嗅覚が低下すると味覚も衰えてしまい、どのような味かわからなくなり、食事がおいしくなくなってしまいますが、それは調理にも影響してきます。調理の時の微妙な味付けが難しくなってしまうため、いつもと違う味付けとなってしまいます。
塩や砂糖を入れすぎてしまうことで、健康に悪影響を起こしてしまうこともあるでしょう。
第5位:煙の感知ができない
ガス漏れに気が付かないことに似ていますが、ニオイに気付かないと、鍋などを空焚きして立ち上がる煙に気付くのが遅れてしまいます。
消防庁の調査によると、住宅火災による犠牲者は高齢になるほど増加しているそうで、火災が起こっているのに逃げ遅れてしまった人が多いのは、嗅覚障害によってニオイがわからなくなってしまったことが原因の1つかもしれません。
生活の質:クオリティ オブ ライフ(quality of life、QOL)
そのほかにも、ニオイがわからなくなると、どんな生鮮食品を買ったらよいかわからないとか、香水や消臭剤の量がわからないなどといった不安があるといいます。ニオイがわからなくなると不安になり、自信を失い、うつ状態になる恐れもあります。

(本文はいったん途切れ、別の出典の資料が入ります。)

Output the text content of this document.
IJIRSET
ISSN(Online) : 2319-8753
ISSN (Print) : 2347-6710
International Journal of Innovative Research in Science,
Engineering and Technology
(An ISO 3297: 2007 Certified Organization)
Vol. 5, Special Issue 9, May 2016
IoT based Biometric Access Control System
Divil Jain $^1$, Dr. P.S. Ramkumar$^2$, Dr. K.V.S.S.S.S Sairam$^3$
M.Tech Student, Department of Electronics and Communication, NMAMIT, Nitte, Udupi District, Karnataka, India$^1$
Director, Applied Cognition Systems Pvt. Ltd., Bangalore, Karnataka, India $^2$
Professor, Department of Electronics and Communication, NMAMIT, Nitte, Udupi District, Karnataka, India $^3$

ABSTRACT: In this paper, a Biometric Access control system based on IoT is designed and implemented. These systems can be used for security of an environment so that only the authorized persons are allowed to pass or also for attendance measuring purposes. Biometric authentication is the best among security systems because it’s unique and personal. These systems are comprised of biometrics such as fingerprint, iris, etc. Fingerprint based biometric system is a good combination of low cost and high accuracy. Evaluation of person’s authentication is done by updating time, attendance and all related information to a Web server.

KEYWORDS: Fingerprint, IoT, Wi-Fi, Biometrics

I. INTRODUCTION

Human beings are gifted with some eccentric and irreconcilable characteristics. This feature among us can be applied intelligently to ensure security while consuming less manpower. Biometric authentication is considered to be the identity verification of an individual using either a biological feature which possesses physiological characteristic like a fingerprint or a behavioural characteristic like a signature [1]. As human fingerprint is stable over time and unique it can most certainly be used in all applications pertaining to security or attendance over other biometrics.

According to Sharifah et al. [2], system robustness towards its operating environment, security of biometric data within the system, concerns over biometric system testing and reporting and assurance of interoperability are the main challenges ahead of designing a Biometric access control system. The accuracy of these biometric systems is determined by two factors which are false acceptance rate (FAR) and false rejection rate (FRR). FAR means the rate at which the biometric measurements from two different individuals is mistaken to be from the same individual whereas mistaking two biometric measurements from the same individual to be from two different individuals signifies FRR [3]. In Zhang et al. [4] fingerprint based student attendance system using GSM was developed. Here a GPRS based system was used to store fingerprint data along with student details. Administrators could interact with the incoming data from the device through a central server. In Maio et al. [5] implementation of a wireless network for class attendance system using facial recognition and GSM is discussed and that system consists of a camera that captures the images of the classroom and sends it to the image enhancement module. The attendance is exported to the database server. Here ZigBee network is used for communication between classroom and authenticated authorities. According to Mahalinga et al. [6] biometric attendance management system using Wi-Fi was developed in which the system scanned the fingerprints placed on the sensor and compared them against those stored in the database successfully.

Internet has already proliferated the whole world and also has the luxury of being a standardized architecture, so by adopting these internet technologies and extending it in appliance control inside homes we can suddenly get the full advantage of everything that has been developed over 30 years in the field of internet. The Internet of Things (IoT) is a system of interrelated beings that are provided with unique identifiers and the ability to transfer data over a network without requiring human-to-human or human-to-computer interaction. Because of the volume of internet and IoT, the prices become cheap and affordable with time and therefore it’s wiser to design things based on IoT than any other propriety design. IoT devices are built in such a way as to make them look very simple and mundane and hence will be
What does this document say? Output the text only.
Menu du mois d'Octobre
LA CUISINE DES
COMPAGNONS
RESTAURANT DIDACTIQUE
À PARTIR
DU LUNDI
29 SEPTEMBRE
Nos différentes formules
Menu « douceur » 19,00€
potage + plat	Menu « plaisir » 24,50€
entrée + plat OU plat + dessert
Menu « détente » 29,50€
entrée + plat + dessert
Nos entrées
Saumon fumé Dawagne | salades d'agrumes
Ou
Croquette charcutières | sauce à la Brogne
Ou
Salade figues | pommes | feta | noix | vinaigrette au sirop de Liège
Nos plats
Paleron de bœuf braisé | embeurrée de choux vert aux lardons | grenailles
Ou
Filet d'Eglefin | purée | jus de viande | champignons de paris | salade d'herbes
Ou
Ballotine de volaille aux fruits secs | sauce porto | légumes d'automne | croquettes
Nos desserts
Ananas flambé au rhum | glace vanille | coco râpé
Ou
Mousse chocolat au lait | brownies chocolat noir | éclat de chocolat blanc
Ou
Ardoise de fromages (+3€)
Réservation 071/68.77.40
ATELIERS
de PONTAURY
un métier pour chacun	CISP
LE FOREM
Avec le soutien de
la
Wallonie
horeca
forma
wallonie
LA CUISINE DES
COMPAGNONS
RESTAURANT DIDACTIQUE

私たちが何気なく嗅いでいるニオイ。普段はあまり気にしていないかもしれませんが、ニオイがわからなくなると私たちの生活に様々な影響がでてくるのですね。
腐った食べ物を口にしてしまったり、ガス漏れに気が付かなかったりといった命の危険にも関わっています。また、毎日の生活に欠かせない食べ物が美味しくないと、クオリティ オブ ライフ(QOL、quality of life)とよばれる生活の質が低下し、豊かな生活がおくることが難しくなってしまいます。
ぜひ嗅覚をお大事にお過ごしください。